Building and Customizing PEP Extraction Pipelines#

A PEP extraction pipeline in pepbench is a tpcp pipeline that chains heartbeat segmentation, Q-peak detection, C- and B-point detection, optional outlier correction, and finally PEP computation.

The main class is pepbench.pipelines.PepExtractionPipeline.

Conceptual structure#

A pipeline is configured by choosing algorithms for each step:

heartbeat_segmentation_algo – ECG heartbeat boundaries
q_peak_algo – Q-peaks on ECG
b_point_algo – B-points on ICG
c_point_algo – C-points on ICG (optional but required for some B algorithms)
outlier_correction_algo – optional B-point post-processing

The pipeline then provides:

methods: run, safe_run
result attributes: heartbeat_segmentation_results_, q_peak_results_, c_point_results_, b_point_results_, b_point_after_outlier_correction_results_, pep_results_

A minimal pipeline#

from pepbench.algorithms.heartbeat_segmentation import HeartbeatSegmentationNeurokit
from pepbench.algorithms.ecg import QPeakExtractionVanLien2013
from pepbench.algorithms.icg import (
    BPointExtractionLozano2007LinearRegression,
    CPointExtractionScipyFindPeaks,
)
from pepbench.algorithms.outlier_correction import OutlierCorrectionLinearInterpolation
from pepbench.pipelines import PepExtractionPipeline
from pepbench.datasets import EmpkinsDataset

# 1. Load a dataset
ds = EmpkinsDataset(
    base_path="/path/to/empkins",
    only_labeled=True,
    exclude_missing_data=True,
)

datapoint = next(iter(ds))  # single datapoint

# 2. Configure algorithms
heartbeat_algo = HeartbeatSegmentationNeurokit()
q_algo = QPeakExtractionVanLien2013(time_interval_ms=40)
c_algo = CPointExtractionScipyFindPeaks()
b_algo = BPointExtractionLozano2007LinearRegression()
outlier_algo = OutlierCorrectionLinearInterpolation()

# 3. Build the pipeline
pipeline = PepExtractionPipeline(
    heartbeat_segmentation_algo=heartbeat_algo,
    q_peak_algo=q_algo,
    b_point_algo=b_algo,
    c_point_algo=c_algo,
    outlier_correction_algo=outlier_algo,
    handle_negative_pep="nan",
    handle_missing_events="warn",
)

# 4. Run on a single datapoint
pipeline = pipeline.safe_run(datapoint)

pep_df = pipeline.pep_results_
print(pep_df.head())

Why `safe_run`?#

PepExtractionPipeline.safe_run wraps run with additional sanity checks:

verifies that run returns self
checks that result attributes are set and follow the *_ naming convention
checks that input parameters are not mutated

When experimenting with custom pipelines or algorithms, prefer safe_run; once things are stable, run can be used directly if you need slightly less overhead.

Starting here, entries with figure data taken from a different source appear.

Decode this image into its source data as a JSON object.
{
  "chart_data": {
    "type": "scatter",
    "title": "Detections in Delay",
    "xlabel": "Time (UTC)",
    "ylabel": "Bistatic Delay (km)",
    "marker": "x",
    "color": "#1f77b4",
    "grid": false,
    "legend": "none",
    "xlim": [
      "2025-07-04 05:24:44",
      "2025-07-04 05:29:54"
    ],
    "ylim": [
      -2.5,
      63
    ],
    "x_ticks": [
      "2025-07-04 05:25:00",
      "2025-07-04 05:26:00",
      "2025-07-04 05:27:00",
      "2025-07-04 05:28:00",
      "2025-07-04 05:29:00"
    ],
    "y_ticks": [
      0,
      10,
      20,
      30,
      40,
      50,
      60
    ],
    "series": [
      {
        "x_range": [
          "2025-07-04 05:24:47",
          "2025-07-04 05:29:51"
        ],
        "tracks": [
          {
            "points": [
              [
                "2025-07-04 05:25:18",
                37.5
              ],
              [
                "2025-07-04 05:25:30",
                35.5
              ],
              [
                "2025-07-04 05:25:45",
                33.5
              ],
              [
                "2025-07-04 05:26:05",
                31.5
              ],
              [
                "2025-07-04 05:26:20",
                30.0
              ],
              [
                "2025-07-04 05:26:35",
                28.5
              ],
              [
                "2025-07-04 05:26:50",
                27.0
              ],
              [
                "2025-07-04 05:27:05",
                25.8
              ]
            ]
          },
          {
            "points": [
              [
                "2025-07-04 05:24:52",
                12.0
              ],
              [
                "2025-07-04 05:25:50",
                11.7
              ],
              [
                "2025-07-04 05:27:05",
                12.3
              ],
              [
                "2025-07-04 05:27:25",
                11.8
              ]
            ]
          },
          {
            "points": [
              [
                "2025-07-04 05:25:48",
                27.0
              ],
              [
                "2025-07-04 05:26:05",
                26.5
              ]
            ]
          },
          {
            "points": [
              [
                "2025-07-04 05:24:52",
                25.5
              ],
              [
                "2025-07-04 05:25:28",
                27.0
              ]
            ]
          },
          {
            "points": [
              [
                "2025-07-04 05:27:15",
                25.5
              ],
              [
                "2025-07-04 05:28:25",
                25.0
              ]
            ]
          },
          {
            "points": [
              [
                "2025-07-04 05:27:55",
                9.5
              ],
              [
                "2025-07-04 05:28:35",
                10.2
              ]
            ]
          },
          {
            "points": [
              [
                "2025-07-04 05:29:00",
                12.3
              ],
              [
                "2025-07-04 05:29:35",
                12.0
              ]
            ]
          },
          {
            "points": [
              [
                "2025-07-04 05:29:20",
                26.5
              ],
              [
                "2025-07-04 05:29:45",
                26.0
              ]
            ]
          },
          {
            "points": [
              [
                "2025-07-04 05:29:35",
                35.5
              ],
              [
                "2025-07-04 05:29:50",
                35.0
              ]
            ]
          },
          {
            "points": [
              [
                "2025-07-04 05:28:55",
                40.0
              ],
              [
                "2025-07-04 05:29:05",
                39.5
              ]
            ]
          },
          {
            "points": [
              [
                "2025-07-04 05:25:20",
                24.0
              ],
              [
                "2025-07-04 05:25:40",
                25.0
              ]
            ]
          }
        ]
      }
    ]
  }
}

Inspecting intermediate results#

Because the pipeline exposes results per step, you can inspect or plot intermediate stages:

hb = pipeline.heartbeat_segmentation_results_
q = pipeline.q_peak_results_
c = pipeline.c_point_results_
b_raw = pipeline.b_point_results_
b_corr = pipeline.b_point_after_outlier_correction_results_
pep = pipeline.pep_results_

# Example: join PEP with heartbeat table
pep_with_hb = pep.join(hb, how="left")

Configuring parameters#

All algorithms and the pipeline follow the tpcp get_params / set_params convention.

# Inspect all parameters (including nested algorithms)
print(pipeline.get_params())

# Change the Q-peak offset
pipeline = pipeline.set_params(q_peak_algo__time_interval_ms=50)

# Change outlier correction behavior
pipeline = pipeline.set_params(
    outlier_correction_algo__max_gap_beats=3,
)

After changing parameters, simply call safe_run again.

Working with multiple datapoints#

Pipelines are stateless with respect to the dataset: you reuse the same pipeline instance (or cloned copies) for each datapoint.

for dp in ds:
    res = pipeline.clone().safe_run(dp)
    # store res.pep_results_ somewhere

For large evaluation runs, you will normally let PepEvaluationChallenge handle this loop (see Running Evaluation Challenges).

`PepExtractionPipelineReferenceQPeaks` and `PepExtractionPipelineReferenceBPoints`#

pepbench also includes convenience pipelines that use reference annotations instead of algorithmic detection for either Q-peaks or B-points.

These are useful for:

upper-bound comparisons (algorithm vs “perfect” reference)
sanity checks on datasets and scoring

Refer to the API reference for these specialized classes.